Tuesday, December 07, 2004

Going Back to Flint Axes

I had a little project to do last night: a small GUI application, only needed to run on Windows, with just a few bells and whistles--nothing too complicated. Just out of curiosity, I decided to go to the Wayback Machine and code it in straight, honest-to-Petzold Win32 and C. Not C++, not Microsoft's C-in-C++'s-clothing MFC, but real C, with slash-star comments and all.

Now, just for background, for a task like this, the nearest tool in my toolbox is usually Python with wxWidgets. The second tool in the toolbox would be either C++ with MFC (if I were really in a hurry) or C++ using ATL/WTL (if it needed to be clean and presentable). Third choice would be Java, but only if I needed to incorporate something that was already written in Java. I haven't done any straight C in about 8 years.

But C and Windows (3.1, actually) are where I cut my teeth, and recently we've been having some discussions at work about "the way things work" under the covers of the Windows CE operating system we're using. The constraints of CE (32 processes, 32MB address space, small display) have put me in mind of my first programming gig (Windows 3.1, 8MB of memory on a good day, 800x600x256 display, reboot three times a day for luck).

So back to C I went, just as an exercise to see how much C and Win32 I'd forgotten. And I was surprised by what I missed and didn't miss.
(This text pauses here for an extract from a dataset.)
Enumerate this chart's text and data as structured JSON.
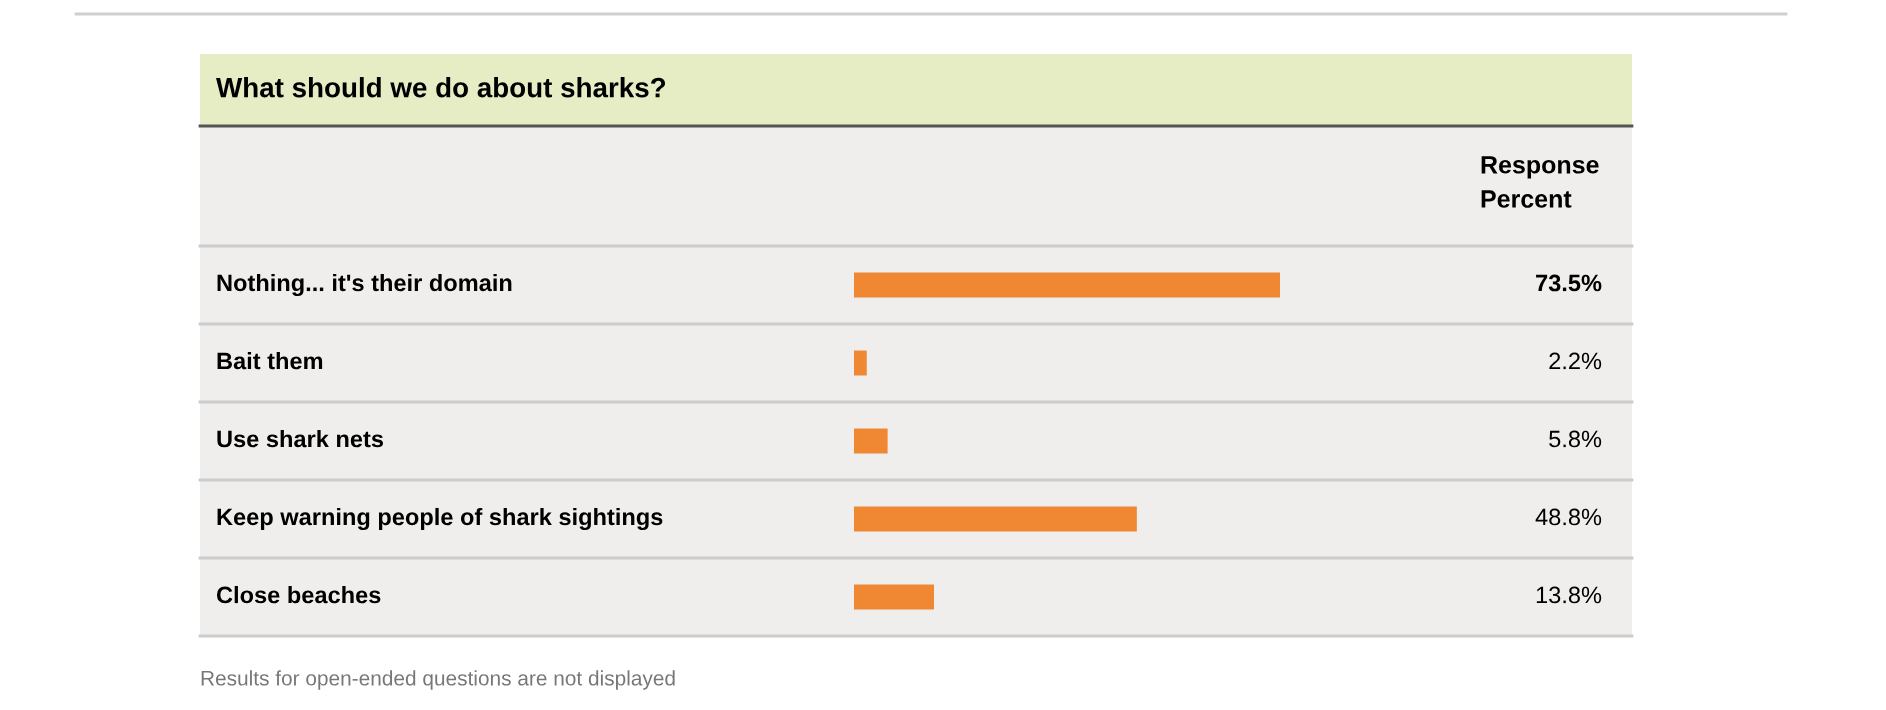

What I missed most:
  1. Declaration of variables at point of use (C++), rather than at the top of a block (C), or not at all (Python). This was the big one. I've become spoiled.
  2. Default arguments (C++, Python) and function overloading (C++). This one really surprised me... I didn't realized I used them that much.
  3. Typed allocation and deallocation (C++). Casting malloc() just looks wrong now.
  4. Reasonably rich string handling (C++/STL or Python). string.split(), my kingdom for string.split()!
  5. Support for Windows Common Controls: I forgot how much inane drudgery is involved in creating a simple new-style toolbar and rich edit control when you have to do it by hand.
  6. Productivity, productivity, productivity. I put about 9 hours into the project, and I'm about 75% done. Most of the time was spent remembering all the minutiae of the Win32 API (that's right--you have to manually call LoadLibrary() on the RichEdit DLL, or else the OS doesn't realize it exists...). I would probably have been done in 2 hours had I used C++/MFC, or about 4 with either C++/ATL or Python/wxWidgets. Yes, usually Python is far more productive than using C++ with either toolkit, but what I was doing played right into the strengths of both MFC and Microsoft's tool support. On the other hand, it would have been about the same amount of time in Java, just because I've decided that next time I have to do a client in Java, I'm going to learn SWT.
But I was more surprised by what I didn't miss:
  1. Classes. Only once in the whole process did I really miss wrapping up data and code together.
  2. A message handling framework. Microsoft hasn't updated their message cracker support since 1999, according to the header file comments, but I think the resulting code is actually clearer than that of most object-oriented GUI frameworks.
  3. Safety features (type checking or garbage collection). I created only two bugs that would have been caught by either of these techniques--one was because I forgot that strncpy() doesn't always NULL-terminate strings; the other was the predictable C memory leak. It helped that I enabled maximum compiler warnings and used forward declarations, though.
And the biggest surprise? The #1 thing I missed (declaration of variables at point of use) forced me to write better-factored code. I broke things up into shorter, clearer functions just so I wouldn't have to look at massive declaration lists. That kept the functions to a well-defined, single purpose, which led to self-descriptive names and access to only the data they really needed. Nice.

Moreover, the C code I wrote last night was far and away better than the C code I wrote 8 years ago--all that exposure to industrial-strength, server-side C++, Java, and Python (as well as bits of experimenting with Lisp) has helped.

But one thing I can't deny: ending up with a 30k, statically-linked executable, dependent on no DLLs other than those of the OS, made me smile.